Your oblique muscles run down either side of your abdominals and are responsible for bending and twisting. Toning your obliques will help you achieve a slim and defined waistline, and improve your posture.

Plateau effect

This often occurs when your body becomes accustomed to a workout and slows down the weight loss process. It can be frustrating for people who want to see results. Boosting the intensity and duration of workouts should solve the plateau problem.

Quads

Your quads are the large muscles at the front of your thighs, and can be targeted with squats, lunges and leg extensions.

Reps

Reps (repetitions) refer to a single movement repeated a certain number of times. For example, 10 reps of a bicep curl would involve performing the complete exercise 10 separate times.

Sets

Sets are a block of movements and are made up of a certain number of individual reps. For example, one set may be made up of 10 reps of bicep curls.

Target heart rate

Calculating your target heart rate is the best way to ensure you're getting the most out of your workout and performing at your best. Performing within your target heart rate will prevent you from overexerting your body, or from working too lightly.

Ultrasound

Although they're typically used as a form of diagnostic imagery, ultrasounds can also be used as a form of physical therapy to promote healing in damaged muscle tissues and alleviate any associated pain.

Vibration platform

Although relatively new, many gyms are adopting vibration platforms as a unique form of exercise. They use vibrations to stimulate the muscles into contraction, giving your muscles a workout with minimal effort. You can perform a range of exercises on the vibration platform – including squats, lunges and push-ups – in ways that stimulate different muscles.

Wobble board

This funny-looking device is a piece of equipment designed to improve balance and reflexes. The most common exercise is to stand on the board and move side to side, without the front and back of the board touching the ground.

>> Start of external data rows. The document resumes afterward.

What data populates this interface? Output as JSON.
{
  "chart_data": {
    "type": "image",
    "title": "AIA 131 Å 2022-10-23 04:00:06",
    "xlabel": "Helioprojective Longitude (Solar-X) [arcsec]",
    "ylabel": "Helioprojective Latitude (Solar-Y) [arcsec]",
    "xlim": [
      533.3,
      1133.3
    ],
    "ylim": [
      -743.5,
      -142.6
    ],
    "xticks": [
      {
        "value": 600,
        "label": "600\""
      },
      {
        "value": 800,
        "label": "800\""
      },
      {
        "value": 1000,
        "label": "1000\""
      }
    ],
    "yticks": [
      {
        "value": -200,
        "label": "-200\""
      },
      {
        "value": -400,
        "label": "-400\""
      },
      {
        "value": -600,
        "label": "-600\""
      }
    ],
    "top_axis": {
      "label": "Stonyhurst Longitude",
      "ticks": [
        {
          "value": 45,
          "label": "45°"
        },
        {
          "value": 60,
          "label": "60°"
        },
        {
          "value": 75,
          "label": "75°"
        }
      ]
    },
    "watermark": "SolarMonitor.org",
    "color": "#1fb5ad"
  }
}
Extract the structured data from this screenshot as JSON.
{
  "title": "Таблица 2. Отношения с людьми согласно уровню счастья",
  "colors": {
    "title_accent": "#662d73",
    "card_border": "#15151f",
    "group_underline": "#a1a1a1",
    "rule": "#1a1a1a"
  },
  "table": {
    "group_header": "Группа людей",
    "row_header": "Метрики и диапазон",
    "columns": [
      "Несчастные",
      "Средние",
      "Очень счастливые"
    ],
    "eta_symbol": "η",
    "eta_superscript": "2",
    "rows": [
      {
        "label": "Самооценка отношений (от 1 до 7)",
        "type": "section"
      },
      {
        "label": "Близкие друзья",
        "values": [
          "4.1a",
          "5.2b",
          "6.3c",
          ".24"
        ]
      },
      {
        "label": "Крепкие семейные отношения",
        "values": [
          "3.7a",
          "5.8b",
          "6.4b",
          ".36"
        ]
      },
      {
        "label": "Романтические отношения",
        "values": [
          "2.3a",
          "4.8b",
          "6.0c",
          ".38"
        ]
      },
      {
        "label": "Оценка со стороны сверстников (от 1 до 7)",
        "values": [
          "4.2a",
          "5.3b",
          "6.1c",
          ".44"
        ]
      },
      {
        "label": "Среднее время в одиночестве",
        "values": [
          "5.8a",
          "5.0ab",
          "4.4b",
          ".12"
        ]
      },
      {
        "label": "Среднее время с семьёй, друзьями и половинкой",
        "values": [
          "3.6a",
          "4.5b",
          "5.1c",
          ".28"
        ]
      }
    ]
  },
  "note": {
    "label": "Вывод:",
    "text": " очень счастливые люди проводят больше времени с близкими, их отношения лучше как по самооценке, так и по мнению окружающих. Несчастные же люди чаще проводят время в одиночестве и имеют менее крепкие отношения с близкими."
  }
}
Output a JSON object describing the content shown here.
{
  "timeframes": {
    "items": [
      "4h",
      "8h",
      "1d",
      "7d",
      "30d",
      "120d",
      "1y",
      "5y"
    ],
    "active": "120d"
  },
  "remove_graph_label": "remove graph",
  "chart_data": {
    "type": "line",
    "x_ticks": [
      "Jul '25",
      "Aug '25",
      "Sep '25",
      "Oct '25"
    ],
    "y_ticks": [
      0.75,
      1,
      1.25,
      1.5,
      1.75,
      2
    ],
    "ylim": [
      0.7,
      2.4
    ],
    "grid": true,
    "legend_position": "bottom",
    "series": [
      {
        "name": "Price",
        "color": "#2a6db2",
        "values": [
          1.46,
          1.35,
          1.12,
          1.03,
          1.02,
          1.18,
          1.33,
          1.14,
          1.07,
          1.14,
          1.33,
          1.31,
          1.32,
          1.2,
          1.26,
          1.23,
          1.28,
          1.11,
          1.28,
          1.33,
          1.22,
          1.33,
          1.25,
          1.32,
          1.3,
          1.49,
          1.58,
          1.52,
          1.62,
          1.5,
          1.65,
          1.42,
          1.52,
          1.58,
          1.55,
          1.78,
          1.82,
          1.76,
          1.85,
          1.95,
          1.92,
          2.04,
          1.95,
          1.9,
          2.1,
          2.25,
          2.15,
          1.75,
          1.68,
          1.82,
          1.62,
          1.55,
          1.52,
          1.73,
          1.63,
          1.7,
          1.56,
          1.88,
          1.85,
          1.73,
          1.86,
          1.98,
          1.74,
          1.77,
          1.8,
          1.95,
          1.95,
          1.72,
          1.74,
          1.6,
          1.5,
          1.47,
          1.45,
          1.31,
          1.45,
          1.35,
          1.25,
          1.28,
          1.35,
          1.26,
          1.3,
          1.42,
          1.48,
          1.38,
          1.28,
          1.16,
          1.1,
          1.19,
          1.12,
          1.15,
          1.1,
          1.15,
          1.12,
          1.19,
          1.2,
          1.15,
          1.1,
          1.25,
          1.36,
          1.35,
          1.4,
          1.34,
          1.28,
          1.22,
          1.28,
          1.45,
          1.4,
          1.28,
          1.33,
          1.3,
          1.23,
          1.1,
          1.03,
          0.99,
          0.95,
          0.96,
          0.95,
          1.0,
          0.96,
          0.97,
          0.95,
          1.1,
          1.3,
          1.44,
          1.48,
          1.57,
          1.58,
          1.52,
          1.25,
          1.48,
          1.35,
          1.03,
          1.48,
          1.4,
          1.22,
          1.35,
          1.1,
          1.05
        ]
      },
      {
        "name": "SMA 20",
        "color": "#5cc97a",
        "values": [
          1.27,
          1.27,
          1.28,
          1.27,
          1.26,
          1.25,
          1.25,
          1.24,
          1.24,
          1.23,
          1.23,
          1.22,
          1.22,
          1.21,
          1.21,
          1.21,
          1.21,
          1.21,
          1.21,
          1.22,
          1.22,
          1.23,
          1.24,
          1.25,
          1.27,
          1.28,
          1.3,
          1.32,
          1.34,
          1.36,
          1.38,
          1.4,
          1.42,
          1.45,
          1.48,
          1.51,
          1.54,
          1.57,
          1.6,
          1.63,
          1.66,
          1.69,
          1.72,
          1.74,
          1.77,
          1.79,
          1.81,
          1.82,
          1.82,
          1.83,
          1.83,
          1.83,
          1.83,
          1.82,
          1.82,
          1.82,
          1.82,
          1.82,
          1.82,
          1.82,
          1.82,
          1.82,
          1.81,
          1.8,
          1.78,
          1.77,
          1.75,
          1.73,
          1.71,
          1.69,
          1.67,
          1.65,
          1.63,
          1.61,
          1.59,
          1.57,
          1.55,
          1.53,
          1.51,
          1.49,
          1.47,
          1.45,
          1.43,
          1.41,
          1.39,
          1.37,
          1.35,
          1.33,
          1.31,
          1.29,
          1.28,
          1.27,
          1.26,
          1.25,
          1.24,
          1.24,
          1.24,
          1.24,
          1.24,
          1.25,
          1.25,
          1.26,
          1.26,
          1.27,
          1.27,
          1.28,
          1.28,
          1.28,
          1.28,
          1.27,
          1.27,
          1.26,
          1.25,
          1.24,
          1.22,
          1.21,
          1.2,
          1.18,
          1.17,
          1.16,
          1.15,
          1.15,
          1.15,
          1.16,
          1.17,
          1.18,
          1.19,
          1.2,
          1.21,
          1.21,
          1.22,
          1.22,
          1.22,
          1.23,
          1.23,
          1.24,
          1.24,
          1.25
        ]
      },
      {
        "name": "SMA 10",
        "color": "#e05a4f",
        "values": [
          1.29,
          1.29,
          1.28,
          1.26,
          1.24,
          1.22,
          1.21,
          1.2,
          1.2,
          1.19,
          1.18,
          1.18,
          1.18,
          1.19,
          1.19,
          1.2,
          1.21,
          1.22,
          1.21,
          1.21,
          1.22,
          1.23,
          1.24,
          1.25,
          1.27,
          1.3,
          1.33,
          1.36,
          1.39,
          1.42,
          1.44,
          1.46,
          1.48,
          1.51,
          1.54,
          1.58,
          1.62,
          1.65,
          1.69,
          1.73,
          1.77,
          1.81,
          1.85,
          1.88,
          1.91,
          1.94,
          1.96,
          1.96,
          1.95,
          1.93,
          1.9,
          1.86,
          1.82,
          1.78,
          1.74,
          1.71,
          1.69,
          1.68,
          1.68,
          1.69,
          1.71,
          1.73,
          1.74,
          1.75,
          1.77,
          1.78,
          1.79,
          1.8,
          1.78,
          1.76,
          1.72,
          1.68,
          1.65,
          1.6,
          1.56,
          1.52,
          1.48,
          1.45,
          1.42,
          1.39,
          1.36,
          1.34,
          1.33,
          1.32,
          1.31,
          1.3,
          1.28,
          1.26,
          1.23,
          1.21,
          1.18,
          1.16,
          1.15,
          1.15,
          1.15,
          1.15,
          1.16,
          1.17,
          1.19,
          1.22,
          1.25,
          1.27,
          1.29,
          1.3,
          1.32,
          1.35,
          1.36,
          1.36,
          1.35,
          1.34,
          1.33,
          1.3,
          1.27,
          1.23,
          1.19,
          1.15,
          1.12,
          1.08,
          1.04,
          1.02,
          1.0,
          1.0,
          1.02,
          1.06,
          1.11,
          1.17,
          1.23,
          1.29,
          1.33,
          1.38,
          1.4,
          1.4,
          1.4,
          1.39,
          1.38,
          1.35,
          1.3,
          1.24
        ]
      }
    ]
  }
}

X-training (cross-training)

X-training is a form of exercise that involves a variety of different cardio and strength-training techniques to improve your overall fitness. X-training is a great way to exercise as it prevents boredom and stops your body from becoming accustomed to certain workouts.

Yoga

Once a discipline specifically aimed at those wanting to engage in a journey of spiritual enlightenment, yoga is a combination of breathing exercises, physical postures and meditation. Now a mainstay in gym timetables across the world, yoga is a great form of exercise that will stretch your whole body, improve muscle tone and reduce stress.

Zip-it-up

A term once restricted to Pilates, zip-it-up is now utilised across a range of abdominal exercises. To zip-it-up is to drop your chest, engage and contract your abs and engage your pelvic floor, as though a zip is running up towards your naval, keeping your core tight and aligned.

So there you have it! Becoming familiar with the jargon is a great way to begin your fitness journey, and with our A-to-Z of fitness terms, you'll soon be on your way to a toned, trim and terrific body!